Маленький отряд - десять дворян, в том числе Роклор, д'Обинье и д'Арманьяк, - покинули трактир. Они выходили поодиночке при свете фонаря, и
Генрих говорил каждому по секрету: - Среди вас есть два предателя. Следи, кому я положу руку на плечо. - Первым оказался господин д'Эспаленг,
и Генрих сказал ему:
- Я забыл проститься с королевой Наваррской. Поезжайте обратно и передайте ей, что тот, кто со мною честен, никогда о том не пожалеет. - Так же поступил он и с другим шпионом, его он отправил к королю Франции:
- На свободе я лучше буду служить ему, - было поручено передать второму.
Видя, что их измена раскрыта, они вскочили на коней. Остальные дворяне
возмущенно заявили: - Одумайтесь, сир! Ведь эти люди опасны, они натравят на нас крестьян. Мы не можем быть спокойны, пока они разгуливают на
свободе. Они должны умереть.
Генрих держал лошадь под уздцы, он ответил им так весело, словно они
все еще были на охоте или играли в мяч. - Убийств больше не будет! - заявил он, добавив свое любимое ругательство - комически переиначенные
святые слова; затем воскликнул: - Насмотрелся я в замке Лувр на мерзавцев! - вскочил в седло и поехал впереди своего отряда; а вдали силуэты
шпионов уже таяли в лунной мгле, но еще продолжал доноситься неистовый
топот копыт: их лошади мчались во весь опор.
Сообразуясь с тем положением, в котором они очутились, беглецы тут же
решили, где им искать безопасности: не на востоке - этой границы государства им едва ли удалось бы достичь, - а на западе, в укрепленных верных городах гугенотов. Все дороги туда были свободны, отряд свободно
выбрал одну из них и поскакал вдоль лесной опушки в голубом свете звезд,
бросая в ночь то взрывы радостного смеха, то улюлюканье, словно их псы
все еще гнали оленя.

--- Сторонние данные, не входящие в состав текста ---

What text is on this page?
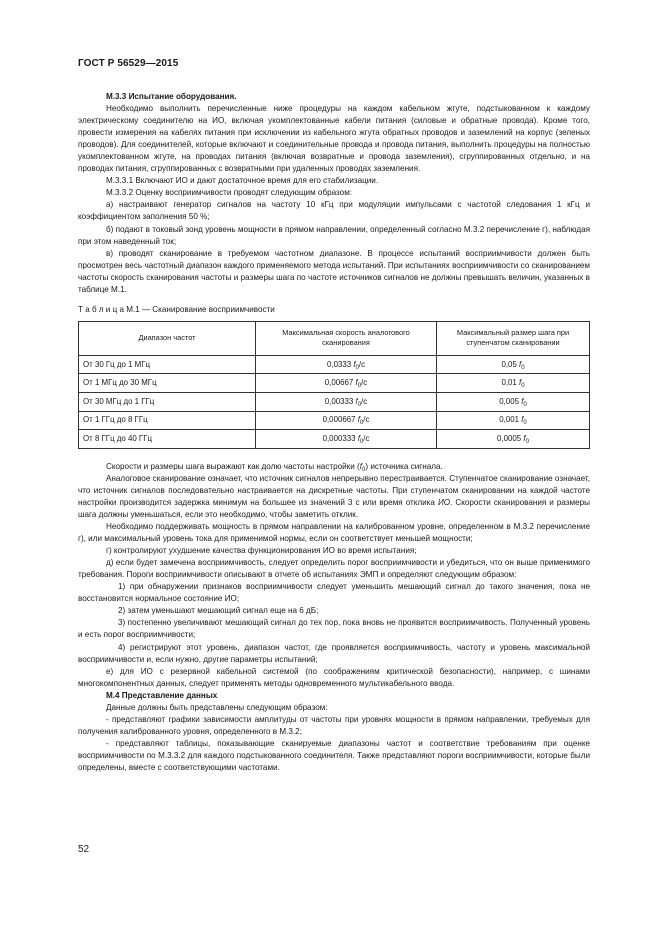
ГОСТ Р 56529—2015

М.3.3 Испытание оборудования.

Необходимо выполнить перечисленные ниже процедуры на каждом кабельном жгуте, подстыкованном к каждому электрическому соединителю на ИО, включая укомплектованные кабели питания (силовые и обратные провода). Кроме того, провести измерения на кабелях питания при исключении из кабельного жгута обратных проводов и заземлений на корпус (зеленых проводов). Для соединителей, которые включают и соединительные провода и провода питания, выполнить процедуры на полностью укомплектованном жгуте, на проводах питания (включая возвратные и провода заземления), сгруппированных отдельно, и на проводах питания, сгруппированных с возвратными при удаленных проводах заземления.

М.3.3.1 Включают ИО и дают достаточное время для его стабилизации.

М.3.3.2 Оценку восприимчивости проводят следующим образом:

а) настраивают генератор сигналов на частоту 10 кГц при модуляции импульсами с частотой следования 1 кГц и коэффициентом заполнения 50 %;

б) подают в токовый зонд уровень мощности в прямом направлении, определенный согласно М.3.2 перечисление г), наблюдая при этом наведенный ток;

в) проводят сканирование в требуемом частотном диапазоне. В процессе испытаний восприимчивости должен быть просмотрен весь частотный диапазон каждого применяемого метода испытаний. При испытаниях восприимчивости со сканированием частоты скорость сканирования частоты и размеры шага по частоте источников сигналов не должны превышать величин, указанных в таблице М.1.

Т а б л и ц а М.1 — Сканирование восприимчивости

Диапазон частот	Максимальная скорость аналогового сканирования	Максимальный размер шага при ступенчатом сканировании
От 30 Гц до 1 МГц	0,0333 $f_0/с$	0,05 $f_0$
От 1 МГц до 30 МГц	0,00667 $f_0/с$	0,01 $f_0$
От 30 МГц до 1 ГГц	0,00333 $f_0/с$	0,005 $f_0$
От 1 ГГц до 8 ГГц	0,000667 $f_0/с$	0,001 $f_0$
От 8 ГГц до 40 ГГц	0,000333 $f_0/с$	0,0005 $f_0$

Скорости и размеры шага выражают как долю частоты настройки $(f_0)$ источника сигнала.

Аналоговое сканирование означает, что источник сигналов непрерывно перестраивается. Ступенчатое сканирование означает, что источник сигналов последовательно настраивается на дискретные частоты. При ступенчатом сканировании на каждой частоте настройки производится задержка минимум на большее из значений 3 с или время отклика ИО. Скорости сканирования и размеры шага должны уменьшаться, если это необходимо, чтобы заметить отклик.

Необходимо поддерживать мощность в прямом направлении на калиброванном уровне, определенном в М.3.2 перечисление г), или максимальный уровень тока для применимой нормы, если он соответствует меньшей мощности;

г) контролируют ухудшение качества функционирования ИО во время испытания;

д) если будет замечена восприимчивость, следует определить порог восприимчивости и убедиться, что он выше применимого требования. Пороги восприимчивости описывают в отчете об испытаниях ЭМП и определяют следующим образом:

1) при обнаружении признаков восприимчивости следует уменьшить мешающий сигнал до такого значения, пока не восстановится нормальное состояние ИО;

2) затем уменьшают мешающий сигнал еще на 6 дБ;

3) постепенно увеличивают мешающий сигнал до тех пор, пока вновь не проявится восприимчивость. Полученный уровень и есть порог восприимчивости;

4) регистрируют этот уровень, диапазон частот, где проявляется восприимчивость, частоту и уровень максимальной восприимчивости и, если нужно, другие параметры испытаний;

е) для ИО с резервной кабельной системой (по соображениям критической безопасности), например, с шинами многокомпонентных данных, следует применять методы одновременного мультикабельного ввода.

М.4 Представление данных

Данные должны быть представлены следующим образом:

- представляют графики зависимости амплитуды от частоты при уровнях мощности в прямом направлении, требуемых для получения калиброванного уровня, определенного в М.3.2;

- представляют таблицы, показывающие сканируемые диапазоны частот и соответствие требованиям при оценке восприимчивости по М.3.3.2 для каждого подстыкованного соединителя. Также представляют пороги восприимчивости, которые были определены, вместе с соответствующими частотами.

52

Если им попадалась вспаханная луговина, они
расспрашивали перепуганных крестьян, которые от шума вскакивали с постелей, не выбегал ли из лесу олень, и никто бы не поверил, что эти веселые
охотники - на самом деле беглецы и вопрос идет для них о жизни и смерти.
Да и сами они готовы были забыть и об угрожавшей им опасности и о шпионах. Скорее то один, то другой дивились, что их предприятие обошлось пока без единой капли крови; а ведь она лилась обильно даже там, где на
карту было поставлено гораздо меньшее. Один из них - конечно, Агриппа - усмотрел в этом даже чтото великое. - Сир! - заявил он. - Убийствам конец! Начинается новая эра! - Конечно, он и не думал льстить. Просто Агриппа всегда охотно преувеличивал свои чувства, как возвышающие, так и
те, которые повергают человека во прах, словно Иова.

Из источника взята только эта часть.